Why Jalup Has 65 Levels To Fluency
The level guide here on Jalup was one of the first things that was created when this website came into existence, and has been at the core of the site up till today. It has been reworked over the years, with many supplements available to figure out how to pinpoint where you stand. But is all of this merely aesthetic to carry forth the video game theme?
Levels mean something
People who first visit this site don’t know their levels according to the level guide I’ve promoted here. So when someone asks them what their ability is like, they’ll go to the classic defaults of beginner, intermediate, advanced, or some slight variation of the 3. This is the way it is almost everywhere.
Here, you get a specific number.
Numbers give you clear goals. These goals become the foundation of your motivation. With numbers, you can measure yourself inching closer to them. Every step of the way you feel a sense of accomplishment. Why do you think video games use detailed levels and stats for everything about your character. How fun would it be to see your video game character progress be described as “okay, good, and great.” Look out, a level okay enemy is coming to attack you!

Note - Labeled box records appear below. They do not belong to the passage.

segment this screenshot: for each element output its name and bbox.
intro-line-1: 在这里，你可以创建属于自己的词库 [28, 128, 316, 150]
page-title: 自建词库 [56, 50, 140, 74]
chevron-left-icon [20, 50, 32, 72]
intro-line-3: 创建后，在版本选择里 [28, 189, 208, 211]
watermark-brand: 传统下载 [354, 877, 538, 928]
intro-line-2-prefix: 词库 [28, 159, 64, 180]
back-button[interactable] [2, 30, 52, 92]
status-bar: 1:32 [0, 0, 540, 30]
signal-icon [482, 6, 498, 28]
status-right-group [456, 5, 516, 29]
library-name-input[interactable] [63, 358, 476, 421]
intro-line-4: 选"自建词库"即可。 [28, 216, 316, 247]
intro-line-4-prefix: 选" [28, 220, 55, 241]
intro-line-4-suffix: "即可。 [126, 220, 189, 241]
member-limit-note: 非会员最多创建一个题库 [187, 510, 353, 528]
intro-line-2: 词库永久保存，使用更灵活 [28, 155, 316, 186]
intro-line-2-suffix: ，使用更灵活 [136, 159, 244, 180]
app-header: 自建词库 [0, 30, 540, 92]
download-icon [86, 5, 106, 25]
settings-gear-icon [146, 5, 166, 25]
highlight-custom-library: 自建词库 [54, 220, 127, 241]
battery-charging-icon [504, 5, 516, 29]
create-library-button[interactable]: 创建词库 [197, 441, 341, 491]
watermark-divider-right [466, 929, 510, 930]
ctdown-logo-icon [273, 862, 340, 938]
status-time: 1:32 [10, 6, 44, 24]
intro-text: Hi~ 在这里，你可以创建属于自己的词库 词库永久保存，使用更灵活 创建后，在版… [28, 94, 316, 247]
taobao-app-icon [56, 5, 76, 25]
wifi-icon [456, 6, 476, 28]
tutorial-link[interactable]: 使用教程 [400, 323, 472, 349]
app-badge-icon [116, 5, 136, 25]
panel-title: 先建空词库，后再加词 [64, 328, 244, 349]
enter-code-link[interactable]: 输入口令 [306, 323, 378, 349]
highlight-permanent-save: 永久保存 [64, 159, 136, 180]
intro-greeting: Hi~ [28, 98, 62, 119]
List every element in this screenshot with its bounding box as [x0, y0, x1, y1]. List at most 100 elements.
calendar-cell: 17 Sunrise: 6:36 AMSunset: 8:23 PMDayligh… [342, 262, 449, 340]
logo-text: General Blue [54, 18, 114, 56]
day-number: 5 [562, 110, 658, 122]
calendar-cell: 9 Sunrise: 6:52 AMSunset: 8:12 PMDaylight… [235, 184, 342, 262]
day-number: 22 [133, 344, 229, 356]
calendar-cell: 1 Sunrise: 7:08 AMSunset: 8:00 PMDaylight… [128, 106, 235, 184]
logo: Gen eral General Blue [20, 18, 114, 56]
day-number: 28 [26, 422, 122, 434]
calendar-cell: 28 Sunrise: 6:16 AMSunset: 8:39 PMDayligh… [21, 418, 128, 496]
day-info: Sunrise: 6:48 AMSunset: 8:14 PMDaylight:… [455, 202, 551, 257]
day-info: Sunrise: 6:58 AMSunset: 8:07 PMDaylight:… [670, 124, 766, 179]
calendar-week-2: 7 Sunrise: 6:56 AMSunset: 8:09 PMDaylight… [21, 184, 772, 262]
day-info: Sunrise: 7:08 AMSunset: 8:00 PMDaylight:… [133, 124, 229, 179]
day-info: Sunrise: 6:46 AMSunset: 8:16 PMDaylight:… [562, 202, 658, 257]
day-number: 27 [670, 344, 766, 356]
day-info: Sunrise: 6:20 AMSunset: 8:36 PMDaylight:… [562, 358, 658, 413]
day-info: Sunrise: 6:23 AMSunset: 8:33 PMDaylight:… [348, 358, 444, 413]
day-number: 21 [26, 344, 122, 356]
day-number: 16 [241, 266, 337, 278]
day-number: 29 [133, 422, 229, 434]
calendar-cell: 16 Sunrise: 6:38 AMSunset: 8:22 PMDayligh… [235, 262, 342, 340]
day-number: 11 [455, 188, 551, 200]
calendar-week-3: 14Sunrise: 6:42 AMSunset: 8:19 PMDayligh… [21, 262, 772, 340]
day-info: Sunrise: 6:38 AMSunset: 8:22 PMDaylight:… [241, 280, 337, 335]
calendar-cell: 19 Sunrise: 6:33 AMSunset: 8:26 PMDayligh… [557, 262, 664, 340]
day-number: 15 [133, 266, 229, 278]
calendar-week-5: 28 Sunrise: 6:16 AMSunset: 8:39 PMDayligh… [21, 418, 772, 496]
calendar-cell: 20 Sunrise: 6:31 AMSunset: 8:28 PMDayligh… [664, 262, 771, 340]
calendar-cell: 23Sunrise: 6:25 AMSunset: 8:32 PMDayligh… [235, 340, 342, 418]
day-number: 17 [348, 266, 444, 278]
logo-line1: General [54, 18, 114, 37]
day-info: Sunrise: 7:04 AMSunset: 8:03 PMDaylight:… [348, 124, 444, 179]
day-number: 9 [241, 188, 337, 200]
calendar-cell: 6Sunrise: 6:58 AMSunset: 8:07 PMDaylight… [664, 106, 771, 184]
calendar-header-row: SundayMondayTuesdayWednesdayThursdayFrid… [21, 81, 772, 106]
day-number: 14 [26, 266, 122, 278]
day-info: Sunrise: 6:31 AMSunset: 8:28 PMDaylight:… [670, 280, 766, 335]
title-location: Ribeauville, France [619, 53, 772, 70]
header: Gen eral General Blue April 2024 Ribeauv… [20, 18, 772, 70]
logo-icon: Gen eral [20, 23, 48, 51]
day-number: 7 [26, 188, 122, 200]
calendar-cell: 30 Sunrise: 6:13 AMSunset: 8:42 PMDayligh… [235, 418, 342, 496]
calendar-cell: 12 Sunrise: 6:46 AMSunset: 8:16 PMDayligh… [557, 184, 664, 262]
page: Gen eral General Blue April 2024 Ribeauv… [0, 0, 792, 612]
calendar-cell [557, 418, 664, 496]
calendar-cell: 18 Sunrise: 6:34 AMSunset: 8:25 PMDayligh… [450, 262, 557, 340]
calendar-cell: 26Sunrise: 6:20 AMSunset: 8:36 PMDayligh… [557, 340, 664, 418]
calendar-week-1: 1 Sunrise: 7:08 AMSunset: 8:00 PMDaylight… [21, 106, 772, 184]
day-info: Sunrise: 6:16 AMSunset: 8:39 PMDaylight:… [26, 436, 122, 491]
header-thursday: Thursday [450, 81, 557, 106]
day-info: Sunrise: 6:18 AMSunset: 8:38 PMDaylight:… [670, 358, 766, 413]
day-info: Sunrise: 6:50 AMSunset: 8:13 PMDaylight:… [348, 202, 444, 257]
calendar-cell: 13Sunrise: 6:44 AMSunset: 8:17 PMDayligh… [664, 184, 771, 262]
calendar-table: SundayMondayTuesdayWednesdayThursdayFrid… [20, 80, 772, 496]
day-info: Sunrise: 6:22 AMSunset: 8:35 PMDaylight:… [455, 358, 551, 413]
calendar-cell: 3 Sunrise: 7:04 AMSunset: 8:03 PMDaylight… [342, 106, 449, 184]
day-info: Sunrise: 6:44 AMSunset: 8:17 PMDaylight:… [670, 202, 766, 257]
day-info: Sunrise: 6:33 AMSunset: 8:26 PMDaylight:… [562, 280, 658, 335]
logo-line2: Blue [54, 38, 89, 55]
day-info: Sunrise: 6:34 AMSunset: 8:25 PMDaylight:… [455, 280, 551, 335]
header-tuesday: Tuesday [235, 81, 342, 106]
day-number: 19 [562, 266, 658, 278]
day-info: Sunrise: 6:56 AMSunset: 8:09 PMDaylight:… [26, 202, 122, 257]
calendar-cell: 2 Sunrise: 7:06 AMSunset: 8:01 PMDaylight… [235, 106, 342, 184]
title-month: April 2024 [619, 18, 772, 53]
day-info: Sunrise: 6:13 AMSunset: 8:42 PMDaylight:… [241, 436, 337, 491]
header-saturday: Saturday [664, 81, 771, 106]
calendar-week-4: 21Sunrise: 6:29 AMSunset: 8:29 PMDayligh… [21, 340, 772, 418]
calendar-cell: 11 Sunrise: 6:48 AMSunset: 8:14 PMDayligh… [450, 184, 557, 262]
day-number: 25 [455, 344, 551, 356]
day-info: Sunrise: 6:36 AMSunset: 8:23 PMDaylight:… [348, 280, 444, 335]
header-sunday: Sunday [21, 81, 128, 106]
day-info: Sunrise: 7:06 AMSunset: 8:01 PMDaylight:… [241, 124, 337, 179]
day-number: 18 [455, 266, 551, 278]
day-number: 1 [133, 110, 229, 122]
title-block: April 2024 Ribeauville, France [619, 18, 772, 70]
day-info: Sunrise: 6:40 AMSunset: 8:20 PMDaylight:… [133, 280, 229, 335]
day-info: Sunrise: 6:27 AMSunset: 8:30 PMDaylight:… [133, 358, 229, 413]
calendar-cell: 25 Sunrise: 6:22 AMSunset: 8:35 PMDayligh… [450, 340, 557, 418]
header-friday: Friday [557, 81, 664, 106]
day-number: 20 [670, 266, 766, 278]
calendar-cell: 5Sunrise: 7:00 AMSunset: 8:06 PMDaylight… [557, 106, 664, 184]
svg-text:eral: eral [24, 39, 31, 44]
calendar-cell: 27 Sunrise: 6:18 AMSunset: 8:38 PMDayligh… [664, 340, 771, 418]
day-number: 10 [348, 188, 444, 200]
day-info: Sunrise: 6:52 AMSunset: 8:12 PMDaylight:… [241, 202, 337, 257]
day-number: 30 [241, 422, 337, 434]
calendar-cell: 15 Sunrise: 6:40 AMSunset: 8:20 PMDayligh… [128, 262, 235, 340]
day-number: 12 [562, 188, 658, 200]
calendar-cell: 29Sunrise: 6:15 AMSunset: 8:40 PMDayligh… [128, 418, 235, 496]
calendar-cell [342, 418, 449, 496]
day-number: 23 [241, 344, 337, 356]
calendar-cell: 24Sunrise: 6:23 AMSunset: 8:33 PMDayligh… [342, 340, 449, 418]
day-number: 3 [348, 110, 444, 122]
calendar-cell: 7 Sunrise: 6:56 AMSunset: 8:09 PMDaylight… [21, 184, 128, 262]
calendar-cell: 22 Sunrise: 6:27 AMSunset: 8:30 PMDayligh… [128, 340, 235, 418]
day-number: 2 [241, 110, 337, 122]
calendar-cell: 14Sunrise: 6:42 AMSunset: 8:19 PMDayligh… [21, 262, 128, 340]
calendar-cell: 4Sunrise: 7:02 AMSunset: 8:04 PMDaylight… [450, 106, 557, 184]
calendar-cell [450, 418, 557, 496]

A number breaks down your goal into something smaller you can use. Think about the above 3 standard categories of beginner, intermediate, and advanced. Those are only 3 categories that cover a time span of years. Even if you add a low or high (ex. low intermediate) to each one, that still is only 9. The level to reach fluency here is 65. That is 65 points of breaking down your progress.
For example, when you are stuck in the mid-level blues, only knowing that you are intermediate level may make it feel like it will continue for months. But knowing that you are level 25, and just need to reach level 30 to get past this phase, can feel empowering.
Finally, numbers allow you to express your ability to others. When you say you are level 15, people on this site have an instant image of what that means. This makes it easier to offer you advice, provide recommendations, and engage with you in simpler Japanese.
But levels are just made up, right?
Of course they are. In the end, you decide what level you are and when you level up. The tests and guidelines on this site are designed to measure your level, but they are only estimations. However, the estimations don’t need to be 100% accurate with some impossibly detailed analysis of your language ability. All it needs to do is provide you a general location of where you are and where you are going. And since everyone else is using the same system of estimation, the numbers can do what they were intended to do.
How have you used the levels?
Have you kept track of your level on Jalup? How has it helped you in your studying?
Founder of Jalup. iOS Software Engineer. Former attorney, translator, and interpreter. Still watching 月曜から夜ふかし weekly since 2013.
I’ve been keeping track of my level by my card count of the jalup decks (which may or may not be a good way) it helped me in two ways: knowing how far I’ve come, and what media I can tackle
I think it’s okay as long as you keep growing your immersion along with it.
I’ve been keeping track of my level ever since I first found this site, using the Test Your Might and power tests. I like structure and concrete goals to shoot for, and so Jalup levels been a really convenient tool for measuring my abilities and progress in the past year. I think I first discovered Jalup at about level 15, and I’m about 40 right now. That’s definitely better than saying I was a beginner a year ago and now I’m intermediate-ish haha. In addition, intermediate, advanced, and beginner can be subjective words, so having a definite level system in place that everyone follows is super useful.
For people that don’t use levels, I think “intermediate” can feel like it lasts for months (or years). Because it means you’re not bad, but you’re not great. Which encompasses a long period of time.
From the beginning I’ve kept track of the “exact” day I leveled up. It really shows progress or lack there of. Like I can see what level I was when I watched a show or read a book and I can think of that experience in the context of that level. It’s great when I think of my failures in the past and then think, “Oh wait, that was 15 levels back when I did that, I’d do way better now.”
Yeah, and that self-reflection on your past self is important.
Hey Adam, I really like the videogame theme on Jalup, I also love the leveling system, it’s very motivating. I had the idea of making an online tool for checking one’s level, with milestones, motivational quotes, immersion media recommendations and such, but I wanted to ask you first, are you OK with it?
Do you mean you want to do something through Jalup, or your own completely unrelated thing? Feel free to e-mail me about it.
Never mind I just found out about XP Navi haha
Thank you so much for the leveling system you made. It has really helped me take an objective look at my abilities and progress, instead of just letting myself listen to the 上手s from people I talk to and my own intense perfectionist internal monologue, which can get really confusing!
It was also a revelation to see the level you recommended for when someone might be able to start translating. I’ve had a sense in my head of what that level might look like, but it’s so hard to measure against other people’s recommendations since it’s so subjective. The numerical system really helps create a more concrete idea of what the level looks like.
I’m happy to hear it has helped, and I’m looking forward to hearing how your foray into translation goes.
I could totally see a level system based on how many 上手ですね’s you’ve gotten haha. I’m 上手ですねx500!